A Senate bill to protect Minnesota business loan recipients from a tax hit underwent a change Tuesday to also assist people who got unemployment aid during the pandemic.
The revision made on a unanimous vote by the Senate Taxes Committee signals a deal could be developing to speed the pricey plan through.
There’s also talk of adding money — perhaps from a pot of federal aid — to help school districts expand summer school for students who have fallen behind in a year marked by lost classroom time. That measure is a priority of Gov. Tim Walz and majority House DFLers.
The Senate bill’s main feature would make federal Payroll Protection Program loans state tax-free for up to 100,000 companies. Businesses whose loans were converted into grants had to prove they spent a majority of the money on keeping people on the payroll during the depths of COVID-19 restrictions.
The newly added provision would also head off some tax payments owed by people who claimed an extra $600 per week in unemployment benefits.

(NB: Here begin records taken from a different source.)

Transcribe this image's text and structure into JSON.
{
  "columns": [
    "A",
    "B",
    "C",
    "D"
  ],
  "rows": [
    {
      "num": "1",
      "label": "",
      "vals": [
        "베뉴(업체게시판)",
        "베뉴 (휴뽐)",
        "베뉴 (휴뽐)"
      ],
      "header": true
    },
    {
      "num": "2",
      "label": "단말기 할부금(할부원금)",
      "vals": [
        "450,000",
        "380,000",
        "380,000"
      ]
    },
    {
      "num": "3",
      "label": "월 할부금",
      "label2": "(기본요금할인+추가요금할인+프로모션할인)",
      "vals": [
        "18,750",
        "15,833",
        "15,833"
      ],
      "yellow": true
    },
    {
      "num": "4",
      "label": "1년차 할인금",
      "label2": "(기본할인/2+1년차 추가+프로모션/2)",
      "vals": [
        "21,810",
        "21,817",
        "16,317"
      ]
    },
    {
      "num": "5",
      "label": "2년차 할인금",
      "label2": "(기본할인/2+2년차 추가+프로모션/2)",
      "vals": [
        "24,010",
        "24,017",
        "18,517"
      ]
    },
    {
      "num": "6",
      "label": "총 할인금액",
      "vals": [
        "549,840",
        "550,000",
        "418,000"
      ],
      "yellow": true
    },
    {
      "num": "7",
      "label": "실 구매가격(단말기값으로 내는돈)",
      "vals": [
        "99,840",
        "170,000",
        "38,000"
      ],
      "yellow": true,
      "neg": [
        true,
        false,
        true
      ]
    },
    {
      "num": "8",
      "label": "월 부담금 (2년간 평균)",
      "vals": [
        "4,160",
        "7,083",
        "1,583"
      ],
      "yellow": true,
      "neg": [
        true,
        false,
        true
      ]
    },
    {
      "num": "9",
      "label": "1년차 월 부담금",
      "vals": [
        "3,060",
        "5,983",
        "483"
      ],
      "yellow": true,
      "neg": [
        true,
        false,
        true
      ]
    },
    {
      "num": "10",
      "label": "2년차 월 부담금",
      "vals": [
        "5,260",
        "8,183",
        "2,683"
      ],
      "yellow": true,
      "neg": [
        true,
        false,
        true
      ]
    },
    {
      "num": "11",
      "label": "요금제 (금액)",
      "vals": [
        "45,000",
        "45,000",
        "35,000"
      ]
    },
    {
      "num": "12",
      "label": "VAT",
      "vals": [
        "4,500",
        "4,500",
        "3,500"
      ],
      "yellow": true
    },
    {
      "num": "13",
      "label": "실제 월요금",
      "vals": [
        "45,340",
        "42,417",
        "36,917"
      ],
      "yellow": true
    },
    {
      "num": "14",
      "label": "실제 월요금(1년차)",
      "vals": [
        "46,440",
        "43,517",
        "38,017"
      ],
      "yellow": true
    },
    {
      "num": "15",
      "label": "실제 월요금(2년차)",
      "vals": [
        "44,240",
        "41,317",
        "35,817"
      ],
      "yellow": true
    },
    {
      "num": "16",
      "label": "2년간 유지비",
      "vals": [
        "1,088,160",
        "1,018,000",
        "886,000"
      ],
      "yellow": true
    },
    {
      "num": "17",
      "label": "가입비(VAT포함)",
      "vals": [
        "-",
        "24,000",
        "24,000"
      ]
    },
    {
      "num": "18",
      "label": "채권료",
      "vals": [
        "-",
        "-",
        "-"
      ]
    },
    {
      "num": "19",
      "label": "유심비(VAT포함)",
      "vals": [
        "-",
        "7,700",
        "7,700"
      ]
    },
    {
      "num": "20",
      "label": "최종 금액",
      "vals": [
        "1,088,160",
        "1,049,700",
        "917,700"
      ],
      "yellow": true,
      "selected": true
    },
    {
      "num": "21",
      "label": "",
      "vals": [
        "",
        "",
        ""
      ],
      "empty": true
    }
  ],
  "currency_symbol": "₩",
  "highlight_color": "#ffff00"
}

Not all of the taxes owed on pandemic-related unemployment aid would be eliminated. The current language would allow joint filers to subtract up to $3,000 of that income from their taxable income and $1,500 for individuals. Some people received more than $10,000 or more in enhanced unemployment benefits under special federal rules.
Even the limited provision would carry a price tag of $30 million to $50 million, according to Senate nonpartisan staff research.
The business break adds up to almost $440 million.
Sen. Ann Rest, DFL-New Hope, spearheaded the change and promoted the school measure that hasn’t been tacked on yet.
“Kids, workers and businesses. That’s what this bill can become,” Rest said. “What could be more bipartisan than that?”
There is urgency because the tax filing season has begun, and schools need time to prepare for enhanced summer programs.
Senate Majority Leader Paul Gazelka, R-East Gull Lake, expressed openness Monday to providing the summer school money. But he didn’t commit to it.
Senate Taxes Committee Chair Carla Nelson, R-Rochester, said the tax bill will undergo more revisions as it moves ahead. Its next stop is the floor, where a vote could be held as soon as Thursday but more likely next week.
“We do have, I believe, 67 senators who are laser-focused on trying to help their constituents recover, and that is my hope going forward,” Nelson said.
House lawmakers have both tax measures under consideration. It’s not clear where they might draw the line on relief for businesses and workers.
Minnesota has a projected $1.6 billion surplus, with much of that building up during the current fiscal year. Every dollar spent now would have significant implications for the next two-year budget, which lawmakers must set this year.